Hey @kqyang, I'm just curious if we have any slack channel. I found that we have a Google group but that's pretty much passive. I hope you will take the initiative of creating a slack group or an active group so that we people can have active communication. Let's make this world a better place together.

[kqyang]

No, we don't have a slack channel. Let's keep all the conversations on GitHub which is better overall.

[sbbullet]

That's totally fine. Thank you @kqyang

[sbbullet]

Hey @kqyang, are we planning to work on this very soon, or have we started working on this? Please, update me whenever you feel necessary. Thank you in advance.

[berkant]

Can we still not encrypt a whole segment, so it appears exactly like a binary blob like ffmpeg does?

[sbbullet]

Hello @kqyang , I just would like to know if we will be able to see this feature anytime soon? If so how much time would it take you guys to release this feature? I would be happy to know if you could just tell me what's being on your side. Thanks in advance.

[kqyang]

No. We do not have plan to work on it. That being said, we welcome external contributions. See https://github.com/google/shaka-packager/issues/776#issuecomment-635808873.

[lys1737]

ffmpeg can encrypt a whole segment on HLS+TS and play well in exo-player, but it isn't to support to get a drm licence like widevine. I think is not important for shaka-packager to implement AES-128 without drm.

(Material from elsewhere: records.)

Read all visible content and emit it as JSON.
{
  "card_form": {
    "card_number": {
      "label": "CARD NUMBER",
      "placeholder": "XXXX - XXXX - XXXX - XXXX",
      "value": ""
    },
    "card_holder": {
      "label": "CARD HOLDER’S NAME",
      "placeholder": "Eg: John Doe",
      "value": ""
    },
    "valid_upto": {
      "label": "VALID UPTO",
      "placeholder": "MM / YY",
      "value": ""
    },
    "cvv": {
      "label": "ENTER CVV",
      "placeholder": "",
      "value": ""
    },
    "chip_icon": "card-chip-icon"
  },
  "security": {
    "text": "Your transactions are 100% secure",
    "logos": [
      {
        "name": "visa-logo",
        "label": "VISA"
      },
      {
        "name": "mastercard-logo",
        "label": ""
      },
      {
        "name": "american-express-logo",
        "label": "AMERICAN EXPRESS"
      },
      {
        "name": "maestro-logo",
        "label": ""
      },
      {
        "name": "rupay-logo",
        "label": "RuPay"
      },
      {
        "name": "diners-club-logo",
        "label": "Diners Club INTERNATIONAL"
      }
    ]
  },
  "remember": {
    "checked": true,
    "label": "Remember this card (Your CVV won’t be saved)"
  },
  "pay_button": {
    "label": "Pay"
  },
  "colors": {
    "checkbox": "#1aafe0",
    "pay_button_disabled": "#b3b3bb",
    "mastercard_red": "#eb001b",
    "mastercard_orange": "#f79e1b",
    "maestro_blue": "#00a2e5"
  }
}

ffmpeg -y -i h264_main_720p_3000.ts -codec copy -bsf h264_mp4toannexb \
 -hls_time 6 -hls_playlist_type vod \
 -hls_key_info_file enckey.keyinfo \
 -hls_segment_filename "h264_main_720p_3000_%d.ts" \
 h264_test.m3u8

[Chokoabigail]

Hi @joeyparrish , sorry for pumping this old issue up. Does shaka-packager currently support fmp4 AES-128 encryption?

[joeyparrish]

Still not supported, still open to PRs for this. Some details above in comments from KQ.